Satu kalimat itu selalu mengiang dalam pikiranmu, bahkan menusuk dalam relung perasaan. Kau selalu bertanya 'Kenapa dan Mengapa'. Tapi tak kau temukan jawabannya.
Kau duduk menyendiri di sudut ruang kelas berisikan sekitar sebelas orang. Memangku dagu dengan pandangan kosong menatap layar ponsel. Berapa kali mengutak-atik isinya yang sebenarnya kau sendiri sudah tahu isinya apa.
Hanya membuang jenuh. Kau pikir begitu.
Tidak kau hiraukan orang-orang dengan berbagai aktivitas di sana. Hampir sebagian besar berisikan keluhan akan tugas kewajiban sebagai seorang penempuh ilmu.
Disela keluhan, berisikan pergerakan rasa kesal; meremas kertas, memukul meja, mengacak asal rambut, meraba kasar wajah dengan helaan napas lelah. Membolak-balikkan kertas yang isinya itu-itu saja dengan melakukan revisi berkali-kali. Tulis-coret-tulis-coret lagi; kemudian meremas. Ada juga yang beradu mulut karena saling menyalahkan, merasa tidak melaksanakan tugas sebagai anggota kelompok dengan baik. Ada pula yang berteriak kesal dan ada yang menangis karena begitu lelah dan kecewanya.
Pintu berulang kali terbuka dan tertutup disebabkan lalu lalangnya orang. Ekspresi panik, kecewa dan kesal bercampur dalam mimik mereka.
Selang kemudian suara lagu diputar oleh salah seorang. Disusul suara tawa dan obrolan. Semua itu tak berada bagimu. Suara alat elektronik pun seakan tak ada bagimu.

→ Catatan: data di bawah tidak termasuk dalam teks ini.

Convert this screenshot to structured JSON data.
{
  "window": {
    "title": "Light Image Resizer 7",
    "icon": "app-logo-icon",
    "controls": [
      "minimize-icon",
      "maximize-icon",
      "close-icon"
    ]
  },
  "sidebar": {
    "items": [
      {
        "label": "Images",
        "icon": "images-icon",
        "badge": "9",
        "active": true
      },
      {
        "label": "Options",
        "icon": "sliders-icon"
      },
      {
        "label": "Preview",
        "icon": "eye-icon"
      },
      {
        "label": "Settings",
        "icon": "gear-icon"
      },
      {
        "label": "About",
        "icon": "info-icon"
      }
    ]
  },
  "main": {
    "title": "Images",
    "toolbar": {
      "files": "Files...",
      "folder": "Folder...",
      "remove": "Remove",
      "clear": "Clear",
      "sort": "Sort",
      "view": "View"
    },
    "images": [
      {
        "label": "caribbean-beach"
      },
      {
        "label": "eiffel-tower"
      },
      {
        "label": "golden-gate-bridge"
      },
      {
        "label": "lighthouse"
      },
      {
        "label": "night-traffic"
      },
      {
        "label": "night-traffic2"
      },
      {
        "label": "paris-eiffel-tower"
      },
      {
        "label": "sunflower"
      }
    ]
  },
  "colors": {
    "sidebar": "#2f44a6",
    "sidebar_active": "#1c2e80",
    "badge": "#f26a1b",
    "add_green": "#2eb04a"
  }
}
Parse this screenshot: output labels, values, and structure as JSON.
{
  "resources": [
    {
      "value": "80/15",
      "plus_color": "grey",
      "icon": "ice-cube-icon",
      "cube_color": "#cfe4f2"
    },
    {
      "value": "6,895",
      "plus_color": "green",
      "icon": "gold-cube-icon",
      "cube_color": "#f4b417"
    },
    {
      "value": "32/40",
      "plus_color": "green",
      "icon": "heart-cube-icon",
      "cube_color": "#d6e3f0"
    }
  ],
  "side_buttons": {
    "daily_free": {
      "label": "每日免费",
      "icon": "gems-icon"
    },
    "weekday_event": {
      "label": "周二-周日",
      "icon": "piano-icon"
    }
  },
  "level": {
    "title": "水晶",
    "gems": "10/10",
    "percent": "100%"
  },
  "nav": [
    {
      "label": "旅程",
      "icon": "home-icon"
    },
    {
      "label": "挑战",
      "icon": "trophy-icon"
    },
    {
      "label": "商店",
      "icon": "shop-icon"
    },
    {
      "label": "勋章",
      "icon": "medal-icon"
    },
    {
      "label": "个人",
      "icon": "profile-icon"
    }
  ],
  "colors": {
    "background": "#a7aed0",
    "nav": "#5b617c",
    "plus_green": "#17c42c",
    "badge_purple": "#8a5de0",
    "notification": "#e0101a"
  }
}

Entah bising. Entah hening. Kau tetap tak pedulikan itu. Sejenak kemudian pandanganmu terangkat, memandang tiap kegiatan di dalamnya. Mengekspresikan sesuatu yang tidak bisa tertebak.
Rasa anggur pun kau rasakan. Beruntung tugasmu sudah selesai semua, bersyukur dikau mendapat partner kerja yang mampu menyelesaikan laporan dengan gesit.
Tapi justru rasa anggur itu semakin membuatmu bingung. Kacau akan keputusan apa yang mau kau ambil sekarang. Kau mulai merasa bahwa mungkin sebaiknya kau dipenuhi kesibukan lagi; seperti tiga minggu belakangan ini.
Kau merubah posisi, bersandar pada kursi dengan kepala menempel pada dinding. Ponsel masih kau perhatikan tanpa minat.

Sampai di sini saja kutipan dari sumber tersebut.